People of Northwest Public Radio
Thu October 25, 2012
Obama Will Become First President To Cast His Ballot Early
Originally published on Thu October 25, 2012 2:34 pm
Update at 5:19 p.m. ET. Obama Votes In Chicago:
After joking with some of the poll workers in Chicago, President Obama cast his ballot today, becoming the first president in history to vote early.
When Obama handed his license to the poll worker, he joked that they should ignore the fact that he has no grey hair in the picture. The poll worker actually checked if the picture on his ID matched the face.

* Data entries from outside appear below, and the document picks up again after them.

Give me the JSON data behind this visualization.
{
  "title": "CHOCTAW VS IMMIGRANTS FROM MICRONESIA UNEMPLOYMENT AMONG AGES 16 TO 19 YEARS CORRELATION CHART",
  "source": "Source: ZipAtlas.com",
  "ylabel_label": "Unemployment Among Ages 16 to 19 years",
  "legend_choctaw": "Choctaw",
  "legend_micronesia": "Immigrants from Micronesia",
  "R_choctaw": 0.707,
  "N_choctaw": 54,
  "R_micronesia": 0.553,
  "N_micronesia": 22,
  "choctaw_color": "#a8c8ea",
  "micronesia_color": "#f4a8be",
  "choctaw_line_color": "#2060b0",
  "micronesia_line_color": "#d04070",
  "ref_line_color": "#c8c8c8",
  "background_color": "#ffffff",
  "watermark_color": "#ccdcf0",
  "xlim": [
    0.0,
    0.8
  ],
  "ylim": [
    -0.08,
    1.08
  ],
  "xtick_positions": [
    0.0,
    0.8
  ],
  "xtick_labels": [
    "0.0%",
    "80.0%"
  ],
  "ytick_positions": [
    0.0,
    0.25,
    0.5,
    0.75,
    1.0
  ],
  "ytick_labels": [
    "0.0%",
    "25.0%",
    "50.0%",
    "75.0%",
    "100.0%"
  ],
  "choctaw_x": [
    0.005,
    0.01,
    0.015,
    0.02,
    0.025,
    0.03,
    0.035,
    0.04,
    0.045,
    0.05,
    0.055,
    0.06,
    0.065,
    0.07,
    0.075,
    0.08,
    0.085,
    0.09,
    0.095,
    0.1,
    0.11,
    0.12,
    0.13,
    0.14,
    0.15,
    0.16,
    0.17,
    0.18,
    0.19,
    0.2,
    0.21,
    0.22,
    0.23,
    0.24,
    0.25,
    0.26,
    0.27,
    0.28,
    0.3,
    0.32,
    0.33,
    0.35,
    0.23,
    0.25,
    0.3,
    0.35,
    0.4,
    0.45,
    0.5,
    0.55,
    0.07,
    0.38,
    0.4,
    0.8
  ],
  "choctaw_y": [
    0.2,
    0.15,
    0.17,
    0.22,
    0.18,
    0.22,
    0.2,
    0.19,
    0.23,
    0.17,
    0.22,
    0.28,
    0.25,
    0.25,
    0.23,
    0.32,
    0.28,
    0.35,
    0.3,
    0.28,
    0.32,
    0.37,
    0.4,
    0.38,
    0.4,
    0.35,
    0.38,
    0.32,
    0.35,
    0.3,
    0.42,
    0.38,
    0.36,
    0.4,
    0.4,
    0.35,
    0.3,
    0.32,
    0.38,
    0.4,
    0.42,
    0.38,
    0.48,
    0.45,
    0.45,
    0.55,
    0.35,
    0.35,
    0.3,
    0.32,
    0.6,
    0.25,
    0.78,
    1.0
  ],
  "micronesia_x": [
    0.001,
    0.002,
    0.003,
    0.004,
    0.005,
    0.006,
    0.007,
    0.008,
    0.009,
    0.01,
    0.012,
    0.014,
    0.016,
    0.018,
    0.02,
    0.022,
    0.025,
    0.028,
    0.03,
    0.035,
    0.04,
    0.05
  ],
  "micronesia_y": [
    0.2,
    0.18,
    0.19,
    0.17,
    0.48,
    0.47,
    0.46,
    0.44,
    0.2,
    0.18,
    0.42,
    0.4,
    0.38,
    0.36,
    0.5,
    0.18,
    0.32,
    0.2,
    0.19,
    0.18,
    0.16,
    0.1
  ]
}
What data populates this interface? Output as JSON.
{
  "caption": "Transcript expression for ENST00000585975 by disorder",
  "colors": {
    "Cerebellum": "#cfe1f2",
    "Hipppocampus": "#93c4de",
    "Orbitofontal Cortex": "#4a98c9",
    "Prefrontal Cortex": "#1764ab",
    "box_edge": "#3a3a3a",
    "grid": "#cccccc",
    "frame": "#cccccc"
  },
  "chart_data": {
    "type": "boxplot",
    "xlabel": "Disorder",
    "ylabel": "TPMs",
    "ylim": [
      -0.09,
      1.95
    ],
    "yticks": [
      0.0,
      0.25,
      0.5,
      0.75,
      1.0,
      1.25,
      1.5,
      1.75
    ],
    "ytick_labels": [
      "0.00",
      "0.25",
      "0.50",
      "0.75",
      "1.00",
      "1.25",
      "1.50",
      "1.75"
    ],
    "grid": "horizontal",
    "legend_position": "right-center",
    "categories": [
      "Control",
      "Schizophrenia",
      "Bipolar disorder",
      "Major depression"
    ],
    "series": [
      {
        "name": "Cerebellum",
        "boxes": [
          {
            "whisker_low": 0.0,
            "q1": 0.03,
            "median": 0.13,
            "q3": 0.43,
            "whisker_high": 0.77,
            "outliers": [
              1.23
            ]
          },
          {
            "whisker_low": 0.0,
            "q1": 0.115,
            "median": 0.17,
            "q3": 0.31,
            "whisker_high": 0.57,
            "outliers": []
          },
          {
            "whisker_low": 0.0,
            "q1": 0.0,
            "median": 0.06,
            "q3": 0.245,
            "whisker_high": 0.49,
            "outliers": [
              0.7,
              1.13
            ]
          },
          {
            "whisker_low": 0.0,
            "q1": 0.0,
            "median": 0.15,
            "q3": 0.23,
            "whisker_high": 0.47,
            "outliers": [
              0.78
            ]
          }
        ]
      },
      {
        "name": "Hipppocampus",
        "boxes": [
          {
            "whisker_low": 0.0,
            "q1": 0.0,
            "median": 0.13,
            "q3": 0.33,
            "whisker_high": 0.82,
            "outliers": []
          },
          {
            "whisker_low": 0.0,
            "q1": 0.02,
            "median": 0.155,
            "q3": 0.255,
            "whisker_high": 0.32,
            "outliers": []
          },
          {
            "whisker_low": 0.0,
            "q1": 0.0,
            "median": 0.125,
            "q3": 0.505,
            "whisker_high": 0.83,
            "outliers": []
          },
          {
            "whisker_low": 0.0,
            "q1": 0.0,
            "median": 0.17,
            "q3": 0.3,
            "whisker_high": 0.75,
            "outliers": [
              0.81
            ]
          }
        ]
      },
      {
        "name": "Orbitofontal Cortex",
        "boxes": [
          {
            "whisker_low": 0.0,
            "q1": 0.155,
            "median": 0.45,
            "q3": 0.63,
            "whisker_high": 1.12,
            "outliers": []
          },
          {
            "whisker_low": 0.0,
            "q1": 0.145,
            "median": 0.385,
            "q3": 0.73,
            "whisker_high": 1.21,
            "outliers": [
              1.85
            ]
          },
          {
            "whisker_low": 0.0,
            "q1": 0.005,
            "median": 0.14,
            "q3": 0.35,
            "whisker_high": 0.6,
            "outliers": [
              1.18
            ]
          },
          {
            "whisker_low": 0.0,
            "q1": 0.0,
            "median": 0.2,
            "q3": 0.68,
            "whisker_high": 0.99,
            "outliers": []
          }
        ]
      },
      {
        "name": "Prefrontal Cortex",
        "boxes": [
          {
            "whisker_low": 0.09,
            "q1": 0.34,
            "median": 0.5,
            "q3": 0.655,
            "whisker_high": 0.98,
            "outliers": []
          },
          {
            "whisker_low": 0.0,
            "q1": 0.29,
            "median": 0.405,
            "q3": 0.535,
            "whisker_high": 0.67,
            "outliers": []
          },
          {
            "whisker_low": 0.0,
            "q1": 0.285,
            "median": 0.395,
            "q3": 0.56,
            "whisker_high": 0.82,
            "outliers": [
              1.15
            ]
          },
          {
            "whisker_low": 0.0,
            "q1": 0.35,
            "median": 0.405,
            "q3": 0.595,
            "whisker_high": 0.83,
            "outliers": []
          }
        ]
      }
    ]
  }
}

After geting a little help to finalize his electronic vote, Obama said his vote showed just how easy and convenient the process was.
"I can't tell you who I voted for," Obama said to laughs.
Our Original Post Continues:
President Obama will take a moment from his current campaign schedule to cast his ballot in his hometown of Chicago today. First lady Michelle Obama also voted early, sending her ballot by mail Wednesday.
The vote will make Obama the first president in history to cast an early ballot.
In an email to reporters, the Obama campaign said the president was voting early "to promote the ease, convenience, and importance of voting."
USA Today adds that the president pushed early voting during his campaign stops today. The paper reports:
"After the Virginia strop, Obama planned to set an example by flying to Chicago to cast his own early ballot.
"'I can't tell you who I'm voting for — it"s a secret ballot,' Obama joked in Virginia, the sixth of eight stops on his national tour. But he added that another early voter — first lady Michelle Obama — 'said she voted for me.'"
As with everything this close to a general election, the politics of Obama's early vote are being dissected.
The Hill, for example, points out that the Obama campaign and the Romney campaign are bickering over who has the advantage so far in early voting. The Obama campaign issued a memo "claiming to be well ahead of Romney among early voters in the critical battleground state of Ohio."
The Republican National Committee responded by saying the memo was "panicked" and "argued that Republicans have been shrinking the president's lead in Ohio early voting."